The push for austerity comes amid some good budget news. The federal budget deficit for the fiscal year that ended Sept. 30 came in at $317 billion, the Congressional Budget Office said, or 2.6 percent of the economy. That is nearly $100 billion less than the 2004 deficit and $14 billion less than what the CBO projected just eight weeks ago. ........

I'm not a particularly strong supporter of some of the more extreme social welfare programs, but I gotta say this; It is unconscionable to give government beneficence to the wealthy while borrowing money to pay for the running of our government. It is unconscionable to give huge tax breaks to a small percentage of our society while thirty to forty times as many people have no health coverage which just happens to balance out to about the same amount.

And don't give me that supply side, growing the economy bullshit.

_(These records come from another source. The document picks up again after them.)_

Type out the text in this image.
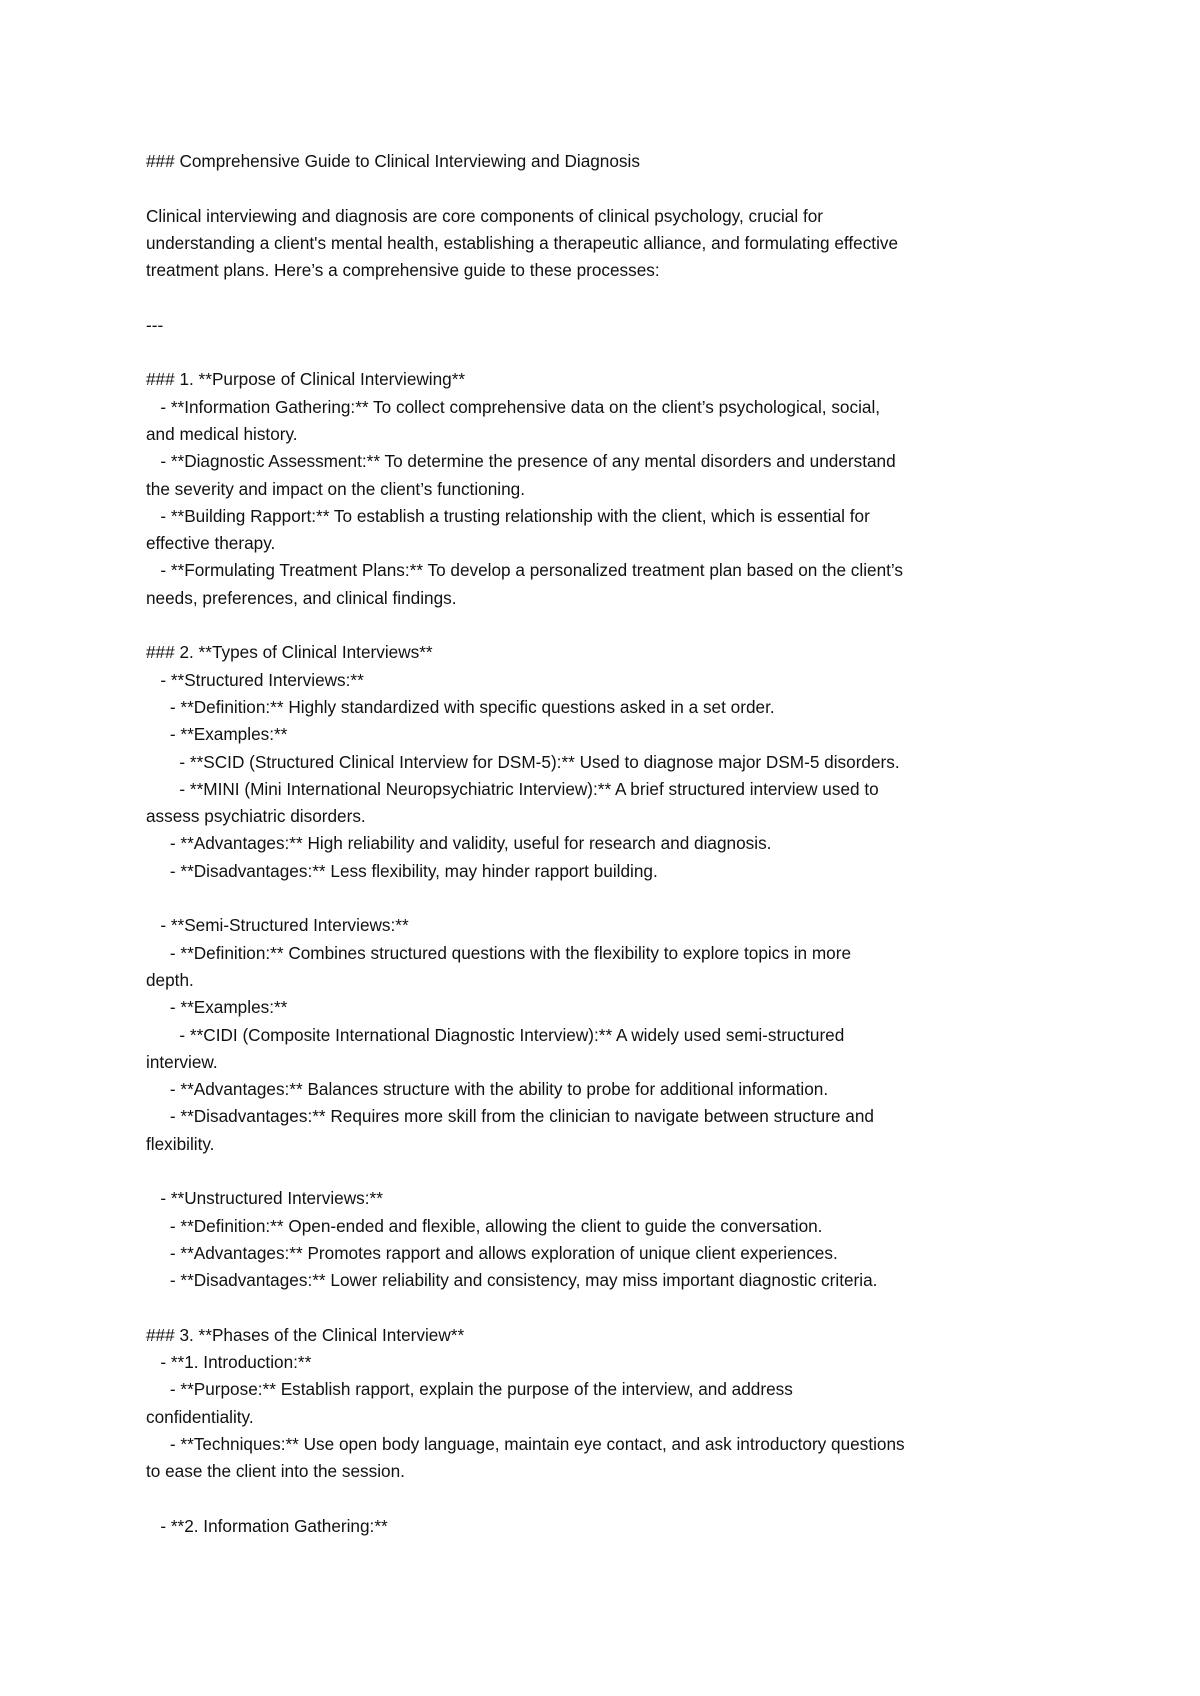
### Comprehensive Guide to Clinical Interviewing and Diagnosis
Clinical interviewing and diagnosis are core components of clinical psychology, crucial for
understanding a client's mental health, establishing a therapeutic alliance, and formulating effective
treatment plans. Here’s a comprehensive guide to these processes:
---
### 1. **Purpose of Clinical Interviewing**
- **Information Gathering:** To collect comprehensive data on the client’s psychological, social,
and medical history.
- **Diagnostic Assessment:** To determine the presence of any mental disorders and understand
the severity and impact on the client’s functioning.
- **Building Rapport:** To establish a trusting relationship with the client, which is essential for
effective therapy.
- **Formulating Treatment Plans:** To develop a personalized treatment plan based on the client’s
needs, preferences, and clinical findings.
### 2. **Types of Clinical Interviews**
- **Structured Interviews:**
- **Definition:** Highly standardized with specific questions asked in a set order.
- **Examples:**
- **SCID (Structured Clinical Interview for DSM-5):** Used to diagnose major DSM-5 disorders.
- **MINI (Mini International Neuropsychiatric Interview):** A brief structured interview used to
assess psychiatric disorders.
- **Advantages:** High reliability and validity, useful for research and diagnosis.
- **Disadvantages:** Less flexibility, may hinder rapport building.
- **Semi-Structured Interviews:**
- **Definition:** Combines structured questions with the flexibility to explore topics in more
depth.
- **Examples:**
- **CIDI (Composite International Diagnostic Interview):** A widely used semi-structured
interview.
- **Advantages:** Balances structure with the ability to probe for additional information.
- **Disadvantages:** Requires more skill from the clinician to navigate between structure and
flexibility.
- **Unstructured Interviews:**
- **Definition:** Open-ended and flexible, allowing the client to guide the conversation.
- **Advantages:** Promotes rapport and allows exploration of unique client experiences.
- **Disadvantages:** Lower reliability and consistency, may miss important diagnostic criteria.
### 3. **Phases of the Clinical Interview**
- **1. Introduction:**
- **Purpose:** Establish rapport, explain the purpose of the interview, and address
confidentiality.
- **Techniques:** Use open body language, maintain eye contact, and ask introductory questions
to ease the client into the session.
- **2. Information Gathering:**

I'm around alot of people who got significant advantage from those sizeable tax cuts, and most of that money was just filed away like the rest, savings, IRA's, that sort of thing. They didn't go out and spend it; it didn't flow quickly back into the economy.

If you want to jumpstart the economy, give a couple hundred bucks to a family of four who are barely scraping by. They will spend it before the week is out, and then it will be back in the economy boosting us all.